遺言書の検認は、遺言執行の準備手続として行われます。
これについては民法1004条1項に規定があり、
遺言書の保管者または発見した相続人は、
遺言者の死亡後遅滞なくそれを家庭裁判所に提出して、
検認を受けなければならないとされています。
検認は、遺言の方式に関する一切の事実を調査し、
遺言書の状態を確認してその現状を明確にするものであって、
実体上の効果を判断するものではありません。
すなわち、形状、加除修正の状態、日付や署名などの形式を確認して
偽造や変造の防止を目的とするもので、遺言の真意性や有効性を審査するものではないのです。

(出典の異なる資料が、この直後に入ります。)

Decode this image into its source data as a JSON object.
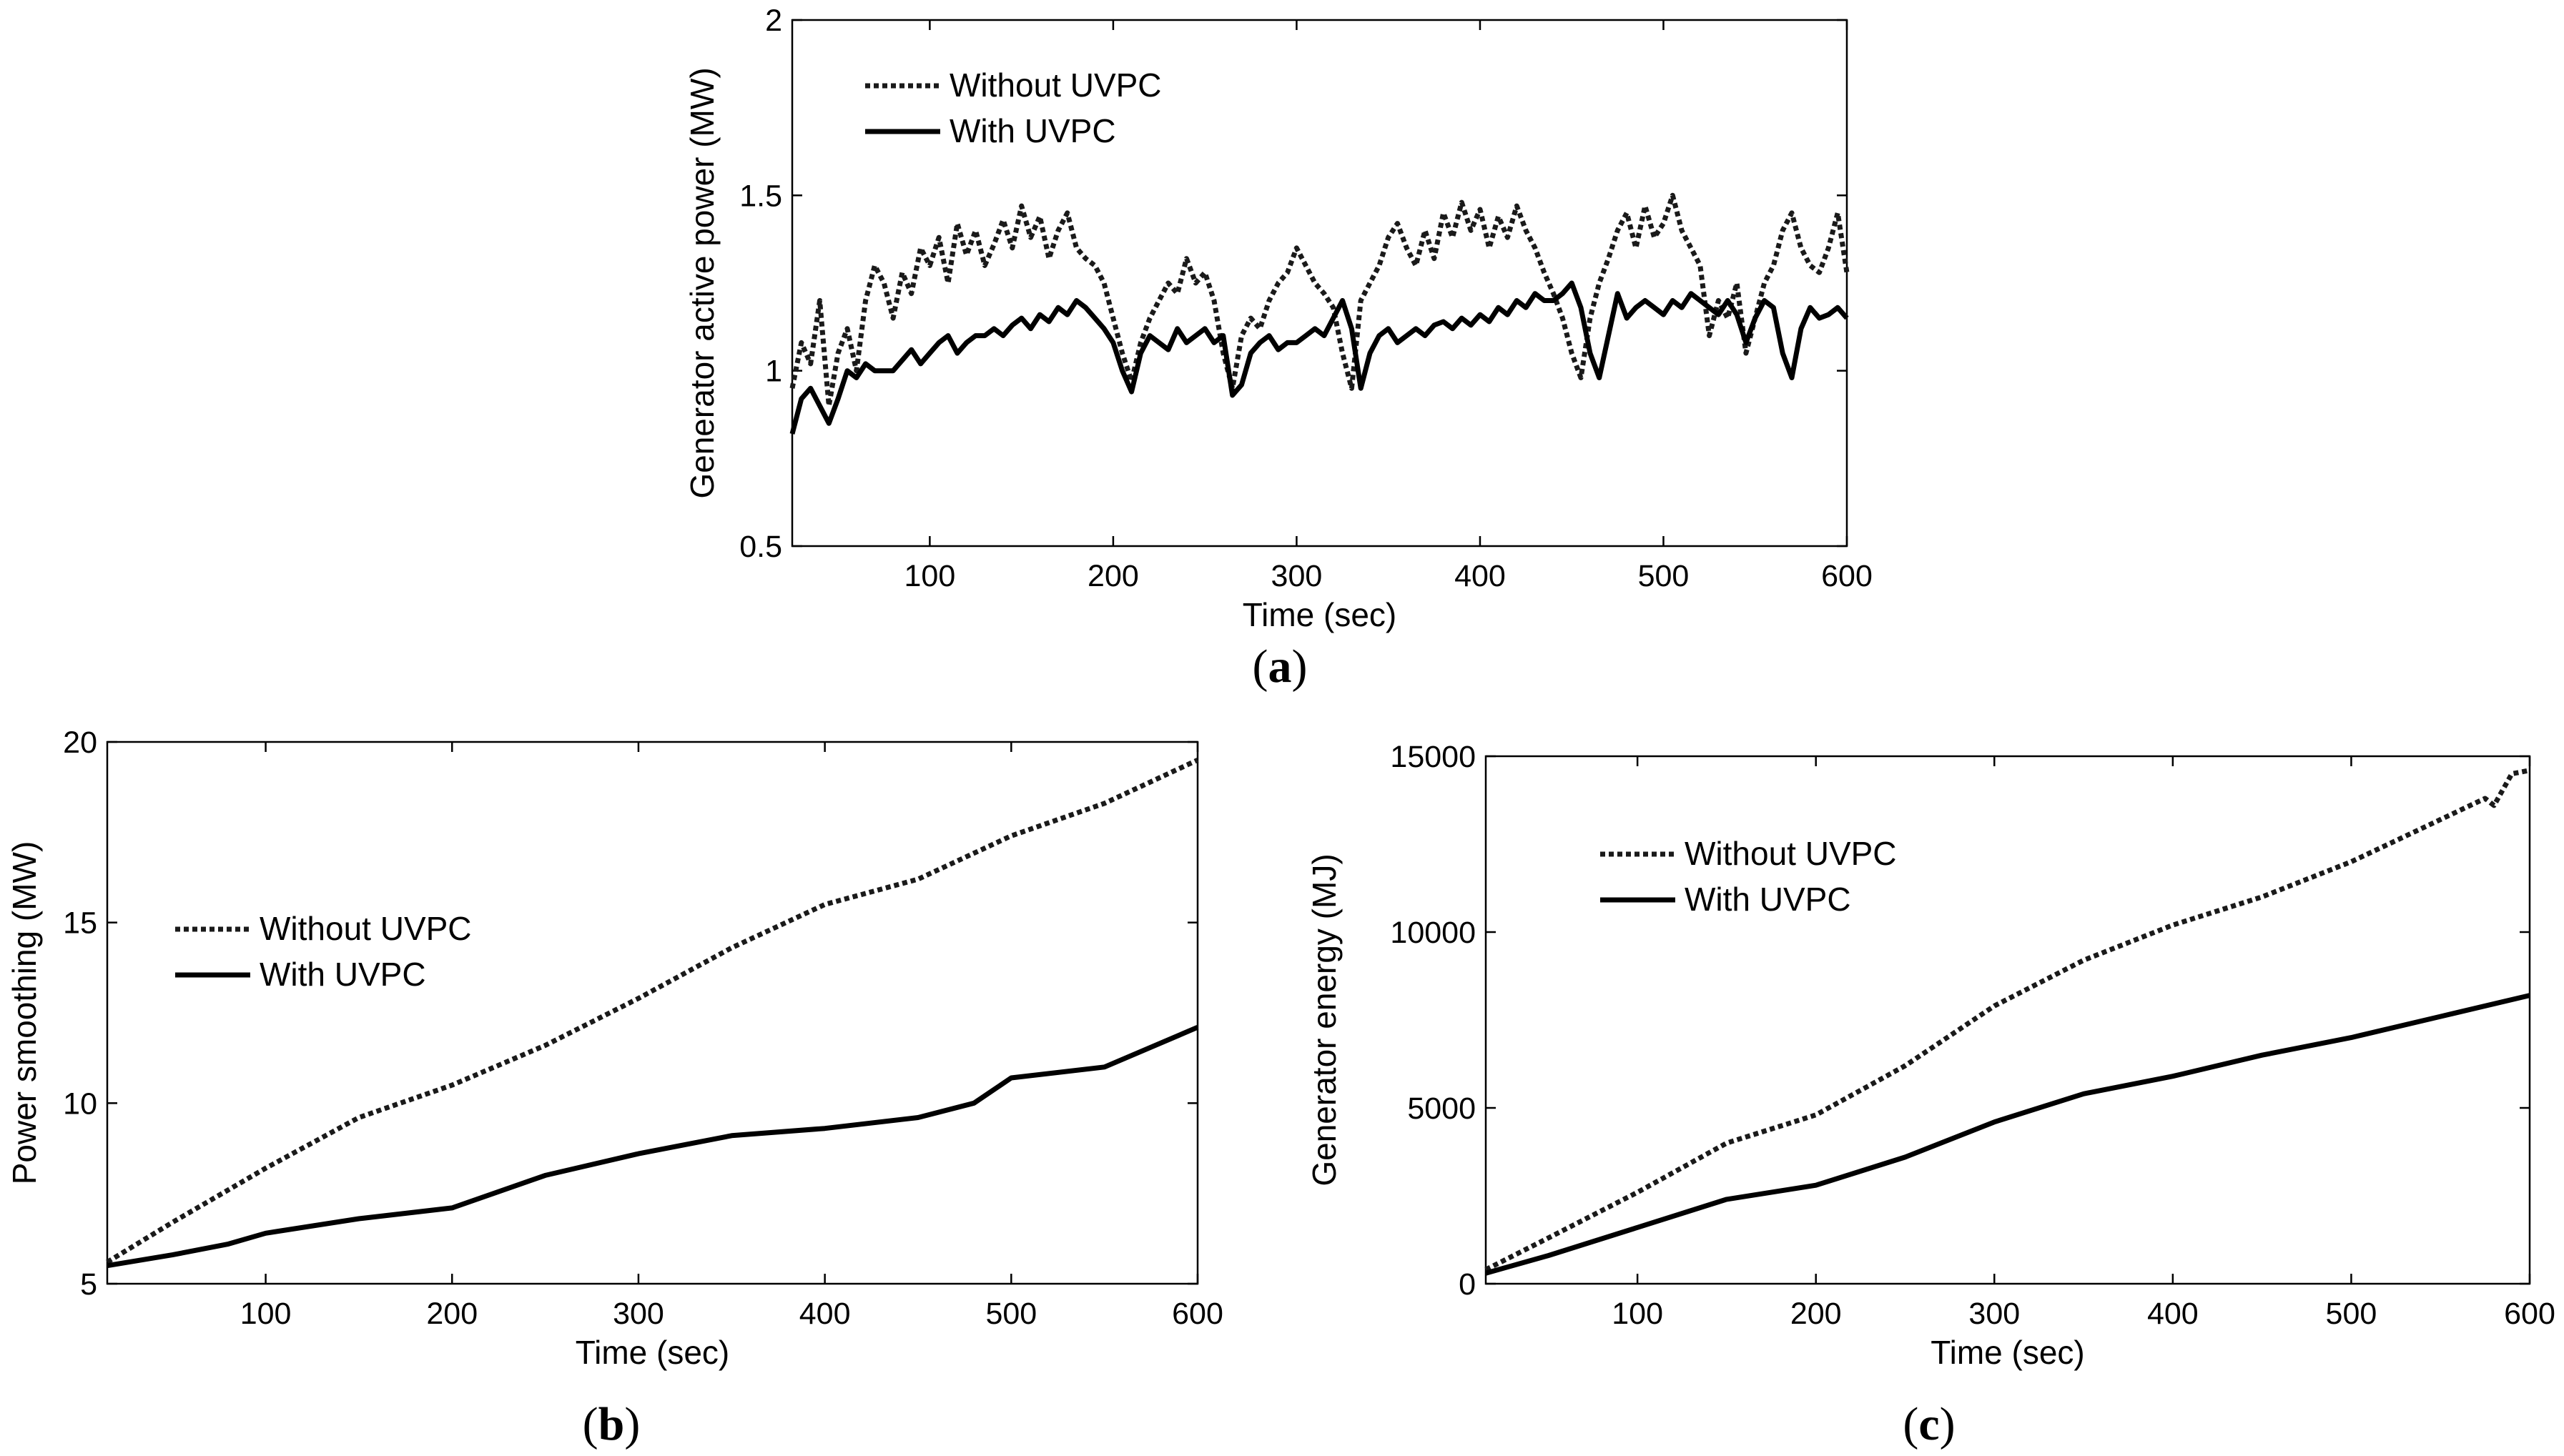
{
  "figure": {
    "captions": [
      {
        "open": "(",
        "letter": "a",
        "close": ")"
      },
      {
        "open": "(",
        "letter": "b",
        "close": ")"
      },
      {
        "open": "(",
        "letter": "c",
        "close": ")"
      }
    ]
  },
  "colors": {
    "axis": "#000000",
    "without_line": "#1a1a1a",
    "with_line": "#000000",
    "background": "#ffffff"
  },
  "chart_data": [
    {
      "id": "a",
      "type": "line",
      "title": "",
      "xlabel": "Time (sec)",
      "ylabel": "Generator active power (MW)",
      "xlim": [
        25,
        600
      ],
      "ylim": [
        0.5,
        2
      ],
      "xticks": [
        100,
        200,
        300,
        400,
        500,
        600
      ],
      "xtick_labels": [
        "100",
        "200",
        "300",
        "400",
        "500",
        "600"
      ],
      "yticks": [
        0.5,
        1,
        1.5,
        2
      ],
      "ytick_labels": [
        "0.5",
        "1",
        "1.5",
        "2"
      ],
      "grid": false,
      "legend_position": "top-left",
      "legend": [
        "Without UVPC",
        "With UVPC"
      ],
      "series": [
        {
          "name": "Without UVPC",
          "style": "dotted",
          "x": [
            25,
            30,
            35,
            40,
            45,
            50,
            55,
            60,
            65,
            70,
            75,
            80,
            85,
            90,
            95,
            100,
            105,
            110,
            115,
            120,
            125,
            130,
            135,
            140,
            145,
            150,
            155,
            160,
            165,
            170,
            175,
            180,
            185,
            190,
            195,
            200,
            205,
            210,
            215,
            220,
            225,
            230,
            235,
            240,
            245,
            250,
            255,
            260,
            265,
            270,
            275,
            280,
            285,
            290,
            295,
            300,
            305,
            310,
            315,
            320,
            325,
            330,
            335,
            340,
            345,
            350,
            355,
            360,
            365,
            370,
            375,
            380,
            385,
            390,
            395,
            400,
            405,
            410,
            415,
            420,
            425,
            430,
            435,
            440,
            445,
            450,
            455,
            460,
            465,
            470,
            475,
            480,
            485,
            490,
            495,
            500,
            505,
            510,
            515,
            520,
            525,
            530,
            535,
            540,
            545,
            550,
            555,
            560,
            565,
            570,
            575,
            580,
            585,
            590,
            595,
            600
          ],
          "values": [
            0.95,
            1.08,
            1.02,
            1.2,
            0.9,
            1.05,
            1.12,
            1.0,
            1.2,
            1.3,
            1.25,
            1.15,
            1.28,
            1.22,
            1.35,
            1.3,
            1.38,
            1.25,
            1.42,
            1.33,
            1.4,
            1.3,
            1.36,
            1.43,
            1.35,
            1.47,
            1.38,
            1.44,
            1.32,
            1.4,
            1.45,
            1.35,
            1.32,
            1.3,
            1.25,
            1.15,
            1.05,
            0.97,
            1.08,
            1.15,
            1.2,
            1.25,
            1.22,
            1.32,
            1.25,
            1.28,
            1.2,
            1.05,
            0.95,
            1.1,
            1.15,
            1.12,
            1.2,
            1.25,
            1.28,
            1.35,
            1.3,
            1.25,
            1.22,
            1.18,
            1.05,
            0.95,
            1.2,
            1.25,
            1.3,
            1.38,
            1.42,
            1.35,
            1.3,
            1.4,
            1.32,
            1.45,
            1.38,
            1.48,
            1.4,
            1.46,
            1.35,
            1.44,
            1.38,
            1.47,
            1.4,
            1.35,
            1.28,
            1.22,
            1.15,
            1.05,
            0.98,
            1.15,
            1.25,
            1.32,
            1.4,
            1.45,
            1.35,
            1.47,
            1.38,
            1.42,
            1.5,
            1.4,
            1.35,
            1.3,
            1.1,
            1.2,
            1.15,
            1.25,
            1.05,
            1.15,
            1.25,
            1.3,
            1.4,
            1.45,
            1.35,
            1.3,
            1.28,
            1.35,
            1.45,
            1.28
          ]
        },
        {
          "name": "With UVPC",
          "style": "solid",
          "x": [
            25,
            30,
            35,
            40,
            45,
            50,
            55,
            60,
            65,
            70,
            75,
            80,
            85,
            90,
            95,
            100,
            105,
            110,
            115,
            120,
            125,
            130,
            135,
            140,
            145,
            150,
            155,
            160,
            165,
            170,
            175,
            180,
            185,
            190,
            195,
            200,
            205,
            210,
            215,
            220,
            225,
            230,
            235,
            240,
            245,
            250,
            255,
            260,
            265,
            270,
            275,
            280,
            285,
            290,
            295,
            300,
            305,
            310,
            315,
            320,
            325,
            330,
            335,
            340,
            345,
            350,
            355,
            360,
            365,
            370,
            375,
            380,
            385,
            390,
            395,
            400,
            405,
            410,
            415,
            420,
            425,
            430,
            435,
            440,
            445,
            450,
            455,
            460,
            465,
            470,
            475,
            480,
            485,
            490,
            495,
            500,
            505,
            510,
            515,
            520,
            525,
            530,
            535,
            540,
            545,
            550,
            555,
            560,
            565,
            570,
            575,
            580,
            585,
            590,
            595,
            600
          ],
          "values": [
            0.82,
            0.92,
            0.95,
            0.9,
            0.85,
            0.92,
            1.0,
            0.98,
            1.02,
            1.0,
            1.0,
            1.0,
            1.03,
            1.06,
            1.02,
            1.05,
            1.08,
            1.1,
            1.05,
            1.08,
            1.1,
            1.1,
            1.12,
            1.1,
            1.13,
            1.15,
            1.12,
            1.16,
            1.14,
            1.18,
            1.16,
            1.2,
            1.18,
            1.15,
            1.12,
            1.08,
            1.0,
            0.94,
            1.05,
            1.1,
            1.08,
            1.06,
            1.12,
            1.08,
            1.1,
            1.12,
            1.08,
            1.1,
            0.93,
            0.96,
            1.05,
            1.08,
            1.1,
            1.06,
            1.08,
            1.08,
            1.1,
            1.12,
            1.1,
            1.15,
            1.2,
            1.12,
            0.95,
            1.05,
            1.1,
            1.12,
            1.08,
            1.1,
            1.12,
            1.1,
            1.13,
            1.14,
            1.12,
            1.15,
            1.13,
            1.16,
            1.14,
            1.18,
            1.16,
            1.2,
            1.18,
            1.22,
            1.2,
            1.2,
            1.22,
            1.25,
            1.18,
            1.05,
            0.98,
            1.1,
            1.22,
            1.15,
            1.18,
            1.2,
            1.18,
            1.16,
            1.2,
            1.18,
            1.22,
            1.2,
            1.18,
            1.16,
            1.2,
            1.16,
            1.08,
            1.15,
            1.2,
            1.18,
            1.05,
            0.98,
            1.12,
            1.18,
            1.15,
            1.16,
            1.18,
            1.15
          ]
        }
      ]
    },
    {
      "id": "b",
      "type": "line",
      "title": "",
      "xlabel": "Time (sec)",
      "ylabel": "Power smoothing (MW)",
      "xlim": [
        15,
        600
      ],
      "ylim": [
        5,
        20
      ],
      "xticks": [
        100,
        200,
        300,
        400,
        500,
        600
      ],
      "xtick_labels": [
        "100",
        "200",
        "300",
        "400",
        "500",
        "600"
      ],
      "yticks": [
        5,
        10,
        15,
        20
      ],
      "ytick_labels": [
        "5",
        "10",
        "15",
        "20"
      ],
      "grid": false,
      "legend_position": "center-left",
      "legend": [
        "Without UVPC",
        "With UVPC"
      ],
      "series": [
        {
          "name": "Without UVPC",
          "style": "dotted",
          "x": [
            15,
            50,
            100,
            150,
            200,
            250,
            300,
            350,
            400,
            450,
            500,
            550,
            600
          ],
          "values": [
            5.6,
            6.7,
            8.2,
            9.6,
            10.5,
            11.6,
            12.9,
            14.3,
            15.5,
            16.2,
            17.4,
            18.3,
            19.5
          ]
        },
        {
          "name": "With UVPC",
          "style": "solid",
          "x": [
            15,
            50,
            80,
            100,
            150,
            200,
            250,
            300,
            350,
            400,
            450,
            480,
            500,
            550,
            600
          ],
          "values": [
            5.5,
            5.8,
            6.1,
            6.4,
            6.8,
            7.1,
            8.0,
            8.6,
            9.1,
            9.3,
            9.6,
            10.0,
            10.7,
            11.0,
            12.1
          ]
        }
      ]
    },
    {
      "id": "c",
      "type": "line",
      "title": "",
      "xlabel": "Time (sec)",
      "ylabel": "Generator energy (MJ)",
      "xlim": [
        15,
        600
      ],
      "ylim": [
        0,
        15000
      ],
      "xticks": [
        100,
        200,
        300,
        400,
        500,
        600
      ],
      "xtick_labels": [
        "100",
        "200",
        "300",
        "400",
        "500",
        "600"
      ],
      "yticks": [
        0,
        5000,
        10000,
        15000
      ],
      "ytick_labels": [
        "0",
        "5000",
        "10000",
        "15000"
      ],
      "grid": false,
      "legend_position": "top-left",
      "legend": [
        "Without UVPC",
        "With UVPC"
      ],
      "series": [
        {
          "name": "Without UVPC",
          "style": "dotted",
          "x": [
            15,
            50,
            100,
            150,
            200,
            250,
            300,
            350,
            400,
            450,
            500,
            550,
            575,
            580,
            590,
            600
          ],
          "values": [
            400,
            1300,
            2600,
            4000,
            4800,
            6200,
            7900,
            9200,
            10200,
            11000,
            12000,
            13200,
            13800,
            13600,
            14500,
            14600
          ]
        },
        {
          "name": "With UVPC",
          "style": "solid",
          "x": [
            15,
            50,
            100,
            150,
            200,
            250,
            300,
            350,
            400,
            450,
            500,
            550,
            600
          ],
          "values": [
            300,
            800,
            1600,
            2400,
            2800,
            3600,
            4600,
            5400,
            5900,
            6500,
            7000,
            7600,
            8200
          ]
        }
      ]
    }
  ]
}
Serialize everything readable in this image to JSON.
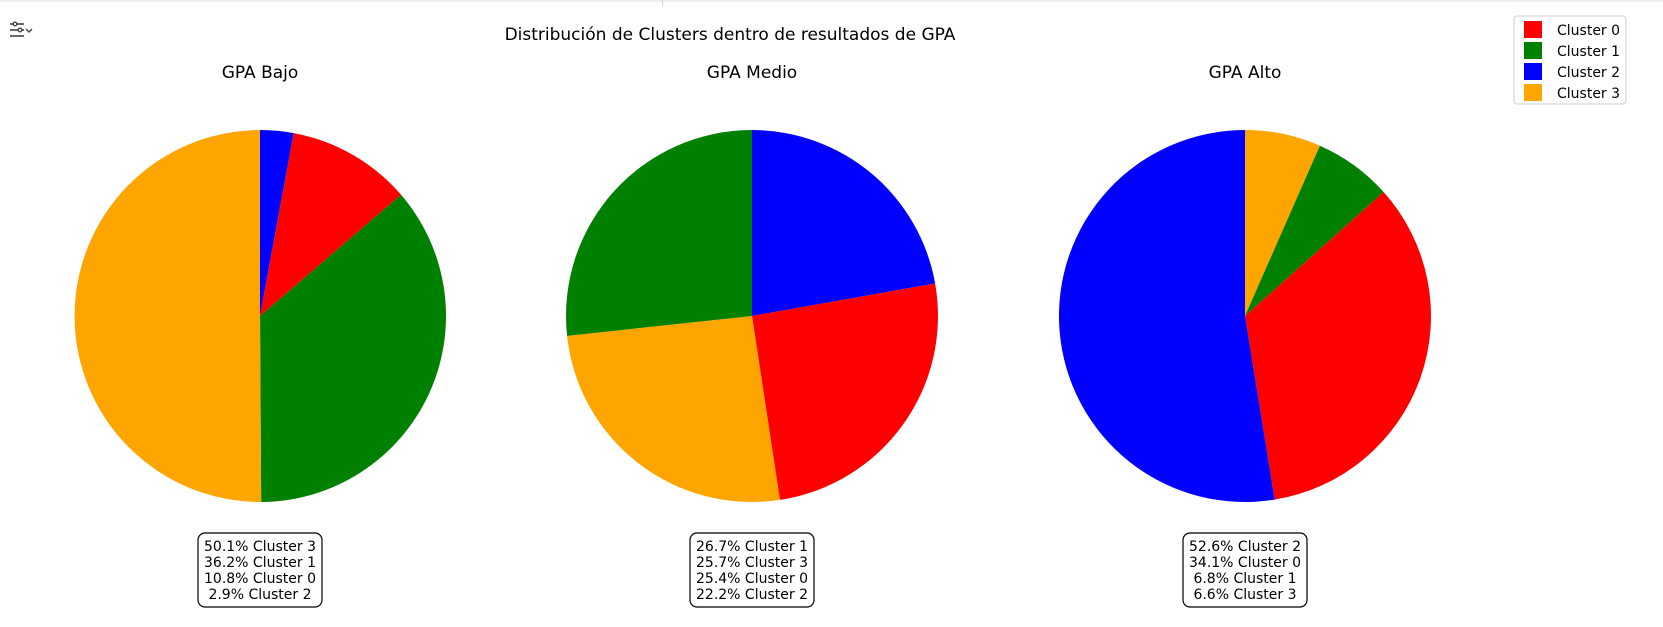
{
  "chart_data": {
    "type": "pie",
    "title": "Distribución de Clusters dentro de resultados de GPA",
    "legend": {
      "placement": "top-right",
      "entries": [
        {
          "label": "Cluster 0",
          "color": "#ff0000"
        },
        {
          "label": "Cluster 1",
          "color": "#008000"
        },
        {
          "label": "Cluster 2",
          "color": "#0000ff"
        },
        {
          "label": "Cluster 3",
          "color": "#ffa500"
        }
      ]
    },
    "charts": [
      {
        "title": "GPA Bajo",
        "slices": [
          {
            "label": "Cluster 2",
            "value": 2.9,
            "color": "#0000ff"
          },
          {
            "label": "Cluster 0",
            "value": 10.8,
            "color": "#ff0000"
          },
          {
            "label": "Cluster 1",
            "value": 36.2,
            "color": "#008000"
          },
          {
            "label": "Cluster 3",
            "value": 50.1,
            "color": "#ffa500"
          }
        ],
        "summary": [
          "50.1% Cluster 3",
          "36.2% Cluster 1",
          "10.8% Cluster 0",
          "2.9% Cluster 2"
        ]
      },
      {
        "title": "GPA Medio",
        "slices": [
          {
            "label": "Cluster 2",
            "value": 22.2,
            "color": "#0000ff"
          },
          {
            "label": "Cluster 0",
            "value": 25.4,
            "color": "#ff0000"
          },
          {
            "label": "Cluster 3",
            "value": 25.7,
            "color": "#ffa500"
          },
          {
            "label": "Cluster 1",
            "value": 26.7,
            "color": "#008000"
          }
        ],
        "summary": [
          "26.7% Cluster 1",
          "25.7% Cluster 3",
          "25.4% Cluster 0",
          "22.2% Cluster 2"
        ]
      },
      {
        "title": "GPA Alto",
        "slices": [
          {
            "label": "Cluster 3",
            "value": 6.6,
            "color": "#ffa500"
          },
          {
            "label": "Cluster 1",
            "value": 6.8,
            "color": "#008000"
          },
          {
            "label": "Cluster 0",
            "value": 34.1,
            "color": "#ff0000"
          },
          {
            "label": "Cluster 2",
            "value": 52.6,
            "color": "#0000ff"
          }
        ],
        "summary": [
          "52.6% Cluster 2",
          "34.1% Cluster 0",
          "6.8% Cluster 1",
          "6.6% Cluster 3"
        ]
      }
    ]
  },
  "toolbar": {
    "icon": "filter-settings-icon"
  }
}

もっとも、相続人や受遺者が遺言書を隠匿すれば、受遺能力を失います。
この点、公正証書遺言は、保管が確実であり、偽造や変造の危険がないことから、
検認の手続は免除されています。
加えて、家庭裁判所に提出して検査・認証を受けることにより、
遺言の存在を相続人や他の利害関係者に知らせるという目的もあります。
そして、封印のある遺言書については、家庭裁判所において、
相続人またはその代理人の立会いの下でなければこれを開封することができません。
封印とは、封筒に押印がしてあるもののことで、只単にのり付けしたものなどはこれに当たりません。
また、開封は検認の手続過程で行われるものですから、別段申立をする必要はありません。
ちなみに、これらの手続に違反したとしても、遺言の効力には影響しませんが、
5万円以下の過料に処せられます。